Мне надо было выйти, очень надо, но я все не мог оторвать от нее взгляд. Конечно, в темноте я не видел всего лица, но эту нежную линию лба и губ даже темнота не могла скрыть. Я тихонько двинулся, высвобождая руку. Она чуть застонала во сне, стала поворачиваться на другой бок — все это не просыпаясь. Я накрыл ее пледом, подоткнул его со всех сторон и выскользнул из комнаты.
Когда вернулся, спать не хотелось совсем. В теле было легко и пусто, это немного пугало, но потом я вспомнил, что было до этого — мы с ней летели, пытаясь перескочить какую-то пропасть, и пропасть эта манила, завлекала ярко-зеленой травой, и река сверкала там внизу, но мы точно знали, что нам надо перелететь туда, на другой край, и это было мучительно, мучительно (а вдруг не получится?), но и сладко до боли, до судороги, до освобождения, до восторга, до счастья, до… Да, да!
Я бросился к роялю. Оглянулся на нее: она спала. Я тихо, очень тихо, сказал я себе. Включил маленькую настольную лампу в углу, повернул ее к стене, чтобы не слишком светила, — все это быстро, быстро. Убрал в инструменте звук до предела. Потом подумал — и закрыл крышку рояля. Сейчас мне не нужно было себя проверять, я и так все слышал: скрипка звучала мощно, чисто, сильно… Она парила, царила, ликовала, вела за собой. Там, высоко, были только я и она, и никаких помех, никаких посторонних звуков. Я прорвался к ней, да, я прорвался!!!
Последнее, что я еще помню, — как ручка дрожит в руке.
Когда я проснулся, ее не было. Занавески были сдвинуты, и солнце не било в глаза. Она подумала об этом, когда уходила. Посмотрел на часы — почти полдень. Вскочил на ноги. В голове было немного гулко, но совершенно ясно. Я подошел к роялю, увидел разбросанные нотные листы, начал их разбирать по порядку, заодно еще раз убедился, что все это мне не приснилось. Хотел выпить чаю, но потом все-таки не утерпел, решил сначала проиграть то, что записал ночью.
Я играл — и сам себе не верил. Это было невероятно. Я знал, что прошел в Кончерто гроссо самое трудное, закончить было делом техники.
Страшно захотелось выпить, коньяку, не чаю. Я немного поборолся с собой (я помнил, что вечером придет она, а ей не нравится, как пахнет алкоголь), но потом сдался. Решил, что сегодня можно. Это был великий день. И, в конце концов, до вечера было еще далеко.

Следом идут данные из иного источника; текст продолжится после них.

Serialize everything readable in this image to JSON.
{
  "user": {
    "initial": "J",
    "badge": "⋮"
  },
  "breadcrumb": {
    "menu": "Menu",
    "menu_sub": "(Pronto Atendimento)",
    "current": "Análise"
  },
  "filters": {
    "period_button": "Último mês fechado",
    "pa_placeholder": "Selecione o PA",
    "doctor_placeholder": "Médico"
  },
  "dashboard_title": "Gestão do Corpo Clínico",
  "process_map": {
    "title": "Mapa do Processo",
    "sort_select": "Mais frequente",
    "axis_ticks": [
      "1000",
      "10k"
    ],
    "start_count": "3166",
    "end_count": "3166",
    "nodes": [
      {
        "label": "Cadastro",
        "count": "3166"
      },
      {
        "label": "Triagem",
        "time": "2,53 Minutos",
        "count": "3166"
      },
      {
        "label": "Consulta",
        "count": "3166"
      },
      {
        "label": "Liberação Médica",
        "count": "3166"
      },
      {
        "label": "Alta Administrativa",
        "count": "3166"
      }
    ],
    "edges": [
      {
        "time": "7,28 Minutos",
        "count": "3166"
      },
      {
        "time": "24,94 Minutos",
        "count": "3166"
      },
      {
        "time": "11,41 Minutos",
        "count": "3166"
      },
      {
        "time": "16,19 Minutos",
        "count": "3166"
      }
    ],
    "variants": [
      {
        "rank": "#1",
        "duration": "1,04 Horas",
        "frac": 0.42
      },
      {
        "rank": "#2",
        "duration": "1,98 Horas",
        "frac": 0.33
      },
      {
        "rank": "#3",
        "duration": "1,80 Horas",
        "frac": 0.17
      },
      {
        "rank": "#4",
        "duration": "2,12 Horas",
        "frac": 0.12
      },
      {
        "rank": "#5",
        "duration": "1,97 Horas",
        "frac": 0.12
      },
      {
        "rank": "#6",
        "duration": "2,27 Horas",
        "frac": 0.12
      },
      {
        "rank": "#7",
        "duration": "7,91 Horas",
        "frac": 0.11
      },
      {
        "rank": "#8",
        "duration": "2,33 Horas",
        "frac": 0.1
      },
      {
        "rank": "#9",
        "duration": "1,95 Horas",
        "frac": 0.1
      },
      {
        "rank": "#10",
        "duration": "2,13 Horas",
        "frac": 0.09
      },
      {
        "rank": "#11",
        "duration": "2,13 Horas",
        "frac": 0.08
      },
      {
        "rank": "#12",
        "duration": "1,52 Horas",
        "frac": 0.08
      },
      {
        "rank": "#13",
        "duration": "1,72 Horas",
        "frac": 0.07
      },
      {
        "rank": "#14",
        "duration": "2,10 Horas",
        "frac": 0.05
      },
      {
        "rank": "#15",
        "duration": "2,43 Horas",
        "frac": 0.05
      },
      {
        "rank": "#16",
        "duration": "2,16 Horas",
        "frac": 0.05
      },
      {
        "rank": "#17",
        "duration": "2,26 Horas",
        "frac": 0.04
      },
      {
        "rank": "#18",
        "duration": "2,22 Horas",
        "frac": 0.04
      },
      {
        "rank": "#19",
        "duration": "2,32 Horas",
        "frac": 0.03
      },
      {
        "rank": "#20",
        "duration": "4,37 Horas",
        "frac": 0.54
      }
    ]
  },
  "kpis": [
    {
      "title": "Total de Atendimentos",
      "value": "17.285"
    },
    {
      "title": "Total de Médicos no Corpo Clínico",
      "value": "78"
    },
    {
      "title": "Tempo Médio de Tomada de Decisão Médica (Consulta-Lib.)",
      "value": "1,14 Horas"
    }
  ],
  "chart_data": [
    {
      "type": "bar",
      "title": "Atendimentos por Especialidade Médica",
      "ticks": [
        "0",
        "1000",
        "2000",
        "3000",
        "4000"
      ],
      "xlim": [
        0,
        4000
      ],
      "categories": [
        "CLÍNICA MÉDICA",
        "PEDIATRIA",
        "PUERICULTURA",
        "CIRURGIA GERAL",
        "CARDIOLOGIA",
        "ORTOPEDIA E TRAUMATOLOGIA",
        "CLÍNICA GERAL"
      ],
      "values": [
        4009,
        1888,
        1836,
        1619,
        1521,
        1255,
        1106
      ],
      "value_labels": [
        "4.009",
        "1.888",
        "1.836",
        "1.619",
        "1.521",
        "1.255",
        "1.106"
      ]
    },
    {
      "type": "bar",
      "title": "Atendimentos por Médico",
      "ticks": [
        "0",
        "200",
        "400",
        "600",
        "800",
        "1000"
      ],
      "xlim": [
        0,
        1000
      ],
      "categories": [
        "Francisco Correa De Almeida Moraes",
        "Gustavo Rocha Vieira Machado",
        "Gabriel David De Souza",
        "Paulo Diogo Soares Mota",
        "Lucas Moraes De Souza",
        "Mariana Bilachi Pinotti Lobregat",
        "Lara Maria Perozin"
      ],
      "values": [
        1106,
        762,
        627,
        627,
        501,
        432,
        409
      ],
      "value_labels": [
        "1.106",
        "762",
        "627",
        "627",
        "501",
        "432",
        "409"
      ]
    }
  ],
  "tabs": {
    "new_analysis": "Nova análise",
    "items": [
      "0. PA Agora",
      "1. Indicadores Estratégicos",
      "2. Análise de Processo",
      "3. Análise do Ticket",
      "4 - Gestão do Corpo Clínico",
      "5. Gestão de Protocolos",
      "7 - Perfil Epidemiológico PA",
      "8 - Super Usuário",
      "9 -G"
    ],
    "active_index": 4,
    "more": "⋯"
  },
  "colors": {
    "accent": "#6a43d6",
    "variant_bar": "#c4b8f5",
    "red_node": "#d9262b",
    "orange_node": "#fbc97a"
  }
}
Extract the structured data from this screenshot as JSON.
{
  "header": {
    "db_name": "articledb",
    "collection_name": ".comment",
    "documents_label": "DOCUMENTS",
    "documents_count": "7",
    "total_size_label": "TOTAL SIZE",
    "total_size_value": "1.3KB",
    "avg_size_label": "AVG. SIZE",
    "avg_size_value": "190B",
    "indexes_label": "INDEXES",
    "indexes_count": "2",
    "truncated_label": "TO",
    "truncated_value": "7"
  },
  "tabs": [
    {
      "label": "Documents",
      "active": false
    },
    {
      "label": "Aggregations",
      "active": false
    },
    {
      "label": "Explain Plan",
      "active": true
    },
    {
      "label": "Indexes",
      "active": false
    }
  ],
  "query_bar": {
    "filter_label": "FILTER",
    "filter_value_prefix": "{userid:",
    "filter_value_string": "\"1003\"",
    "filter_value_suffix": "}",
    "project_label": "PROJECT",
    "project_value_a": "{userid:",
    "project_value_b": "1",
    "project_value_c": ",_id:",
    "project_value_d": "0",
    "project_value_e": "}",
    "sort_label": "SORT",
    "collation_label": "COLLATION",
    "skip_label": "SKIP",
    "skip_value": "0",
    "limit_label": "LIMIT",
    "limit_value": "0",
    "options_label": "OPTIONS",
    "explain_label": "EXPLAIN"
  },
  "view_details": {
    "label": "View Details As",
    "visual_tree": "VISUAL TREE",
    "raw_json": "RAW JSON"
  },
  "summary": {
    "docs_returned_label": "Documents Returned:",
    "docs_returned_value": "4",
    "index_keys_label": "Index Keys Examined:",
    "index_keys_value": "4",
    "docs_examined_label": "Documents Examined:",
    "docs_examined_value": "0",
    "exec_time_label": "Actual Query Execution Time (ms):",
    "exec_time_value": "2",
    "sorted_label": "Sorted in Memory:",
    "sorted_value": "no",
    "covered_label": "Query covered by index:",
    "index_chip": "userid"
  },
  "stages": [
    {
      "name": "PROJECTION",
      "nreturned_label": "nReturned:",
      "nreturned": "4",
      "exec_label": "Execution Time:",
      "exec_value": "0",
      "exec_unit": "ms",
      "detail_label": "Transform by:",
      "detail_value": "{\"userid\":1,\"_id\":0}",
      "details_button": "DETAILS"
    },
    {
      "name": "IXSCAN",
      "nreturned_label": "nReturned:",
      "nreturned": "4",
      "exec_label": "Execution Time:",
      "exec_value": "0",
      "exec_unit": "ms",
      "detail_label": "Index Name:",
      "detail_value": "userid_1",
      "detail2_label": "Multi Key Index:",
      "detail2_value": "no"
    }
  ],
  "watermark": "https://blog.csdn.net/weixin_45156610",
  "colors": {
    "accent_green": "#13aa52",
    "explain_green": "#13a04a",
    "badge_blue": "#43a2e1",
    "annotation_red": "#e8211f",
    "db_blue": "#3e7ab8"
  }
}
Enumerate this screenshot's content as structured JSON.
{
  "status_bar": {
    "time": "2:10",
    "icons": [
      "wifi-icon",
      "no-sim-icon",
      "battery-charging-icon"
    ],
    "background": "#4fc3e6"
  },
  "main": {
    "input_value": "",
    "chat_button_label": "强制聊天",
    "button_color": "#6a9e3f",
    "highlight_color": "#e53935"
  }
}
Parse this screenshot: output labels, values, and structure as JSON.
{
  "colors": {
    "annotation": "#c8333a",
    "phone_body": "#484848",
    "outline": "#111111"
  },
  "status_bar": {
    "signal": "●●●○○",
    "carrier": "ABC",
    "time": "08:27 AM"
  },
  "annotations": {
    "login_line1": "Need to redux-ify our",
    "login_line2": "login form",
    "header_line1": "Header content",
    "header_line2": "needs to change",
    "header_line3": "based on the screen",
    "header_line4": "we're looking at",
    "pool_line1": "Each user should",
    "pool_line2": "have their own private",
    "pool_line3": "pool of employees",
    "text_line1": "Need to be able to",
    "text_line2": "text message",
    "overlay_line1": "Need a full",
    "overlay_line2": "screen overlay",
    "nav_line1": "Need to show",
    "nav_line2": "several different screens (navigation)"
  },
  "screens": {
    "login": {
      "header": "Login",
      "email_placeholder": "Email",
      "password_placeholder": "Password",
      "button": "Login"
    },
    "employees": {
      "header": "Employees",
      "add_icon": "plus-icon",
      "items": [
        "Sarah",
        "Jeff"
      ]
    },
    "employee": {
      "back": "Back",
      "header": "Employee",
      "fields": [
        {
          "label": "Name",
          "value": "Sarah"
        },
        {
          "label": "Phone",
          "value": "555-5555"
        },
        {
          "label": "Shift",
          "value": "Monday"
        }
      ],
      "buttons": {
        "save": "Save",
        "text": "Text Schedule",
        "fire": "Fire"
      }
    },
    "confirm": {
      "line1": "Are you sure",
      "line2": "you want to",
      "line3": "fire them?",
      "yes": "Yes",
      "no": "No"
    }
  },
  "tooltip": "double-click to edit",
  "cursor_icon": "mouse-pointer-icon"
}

Днем жена позвонила из Парижа. Послезавтра они вылетали домой.
— Ты еще помнишь, что мы приезжаем? В аэропорту можешь не встречать, нас всех довезут до метро.
Хорошо хоть так. Я помнил, конечно, хотя мне казалось, что все бесповоротно изменилось.
И тут на меня накатил страх — впервые так сильно, даже холодный пот выступил на лбу, и я стер его ладонью. Как я буду это говорить? Я представил разговор с женой — ну, это еще ладно, — но с братом, но с теткой, но с сыном… Представить не получалось. А главное — что, что говорить?! Что я люблю ее? Что я хочу провести с ней остаток своих дней? Да мало ли чего тебе хочется, старому идиоту, и велик ли этот остаток! И понимает ли она, что делает? Этот последний вопрос был самый мучительный.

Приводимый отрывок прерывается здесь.